Recently asked / exam angle
- Hyaline membrane composition in ARDS = fibrin + necrotic epithelial debris; and the ARDS vs NRDS mechanism distinction (capillary injury vs surfactant deficiency) — repeatedly asked.
- Berlin criteria / PaO₂:FiO₂ cut-offs for ARDS severity, and the PCWP ≤18 mmHg point separating it from cardiogenic oedema.
- Fibroblastic foci & honeycombing as the histological/HRCT signature of UIP/IPF; pirfenidone/nintedanib as therapy.
- Asteroid & Schaumann bodies, non-caseating granuloma, raised CD4:CD8 BAL ratio, raised ACE & hypercalcaemia in sarcoidosis; Löfgren and Heerfordt syndromes.
- BAL CD4:CD8 — high in sarcoidosis, low in hypersensitivity pneumonitis (reciprocal pair).
- Spirometry pattern identification (restrictive vs obstructive) and DLCO behaviour (low in parenchymal, normal in chest-wall/neuromuscular causes).
- Low-tidal-volume ventilation (6 mL/kg) as the mortality-reducing strategy in ARDS; prone positioning for severe disease.
Rapid revision
- Restriction = ↓FVC, ↓TLC, normal/high FEV1/FVC; obstruction = low FEV1/FVC.

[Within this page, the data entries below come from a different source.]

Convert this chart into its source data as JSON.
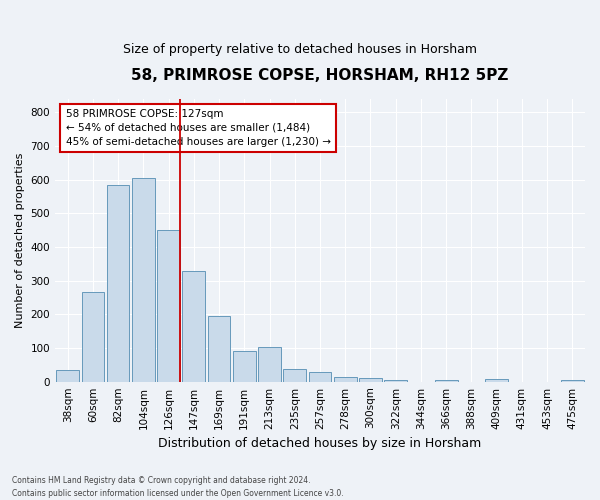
{
  "title": "58, PRIMROSE COPSE, HORSHAM, RH12 5PZ",
  "subtitle": "Size of property relative to detached houses in Horsham",
  "xlabel": "Distribution of detached houses by size in Horsham",
  "ylabel": "Number of detached properties",
  "footnote1": "Contains HM Land Registry data © Crown copyright and database right 2024.",
  "footnote2": "Contains public sector information licensed under the Open Government Licence v3.0.",
  "categories": [
    "38sqm",
    "60sqm",
    "82sqm",
    "104sqm",
    "126sqm",
    "147sqm",
    "169sqm",
    "191sqm",
    "213sqm",
    "235sqm",
    "257sqm",
    "278sqm",
    "300sqm",
    "322sqm",
    "344sqm",
    "366sqm",
    "388sqm",
    "409sqm",
    "431sqm",
    "453sqm",
    "475sqm"
  ],
  "values": [
    35,
    265,
    585,
    605,
    450,
    330,
    195,
    92,
    102,
    38,
    30,
    14,
    11,
    5,
    0,
    6,
    0,
    8,
    0,
    0,
    5
  ],
  "bar_color": "#c9daea",
  "bar_edge_color": "#6699bb",
  "red_line_bin": 4,
  "red_line_color": "#cc0000",
  "annotation_text": "58 PRIMROSE COPSE: 127sqm\n← 54% of detached houses are smaller (1,484)\n45% of semi-detached houses are larger (1,230) →",
  "annotation_box_color": "#cc0000",
  "ylim": [
    0,
    840
  ],
  "yticks": [
    0,
    100,
    200,
    300,
    400,
    500,
    600,
    700,
    800
  ],
  "title_fontsize": 11,
  "subtitle_fontsize": 9,
  "ylabel_fontsize": 8,
  "xlabel_fontsize": 9,
  "tick_fontsize": 7.5,
  "annotation_fontsize": 7.5,
  "footnote_fontsize": 5.5,
  "background_color": "#eef2f7",
  "plot_bg_color": "#eef2f7"
}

- DLCO is low in parenchymal ILD but normal in chest-wall/neuromuscular restriction.
- IPF = UIP pattern: subpleural basal honeycombing + fibroblastic foci + traction bronchiectasis; HRCT is the investigation of choice.
- IPF treatment = pirfenidone/nintedanib slow decline; transplant is curative; steroids don't help.

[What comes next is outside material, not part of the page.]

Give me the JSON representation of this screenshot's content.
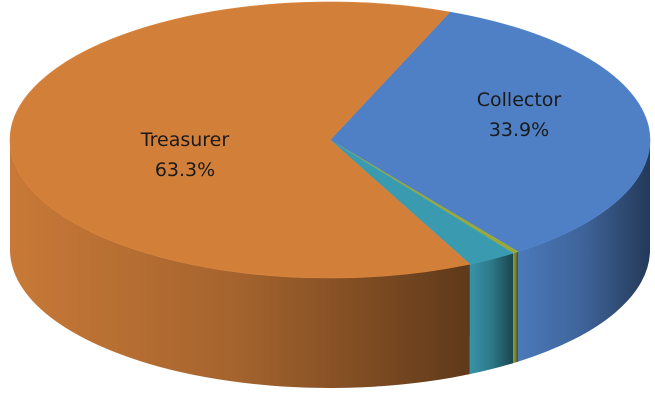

- Sarcoidosis = non-caseating granuloma, asteroid & Schaumann bodies, high CD4:CD8 BAL ratio, raised ACE, hypercalcaemia.
- Löfgren = BHL + erythema nodosum + arthralgia + fever (good prognosis); Heerfordt = uveoparotid fever + facial palsy.
- Sarcoidosis stage I = bilateral hilar lymphadenopathy; drug of choice = corticosteroids (when symptomatic).
- Hypersensitivity pneumonitis = inhaled organic antigen, low CD4:CD8 BAL ratio, bronchiolocentric granulomas; treat by antigen avoidance.
- ARDS pathology = diffuse alveolar damage with hyaline membranes (fibrin + cell debris); commonest cause = sepsis.
- ARDS = capillary/epithelial injury; NRDS = surfactant deficiency — both make hyaline membranes; NRDS risk ↑ in infant of diabetic mother, ↓ by antenatal steroids; L:S <2.
- ARDS (Berlin) = bilateral infiltrates + PaO₂/FiO₂ ≤300 (PEEP ≥5) within 1 week + PCWP ≤18 (non-cardiogenic).
- ARDS management = low tidal volume 6 mL/kg, plateau <30 cm H₂O, PEEP, prone positioning for severe, ECMO if refractory.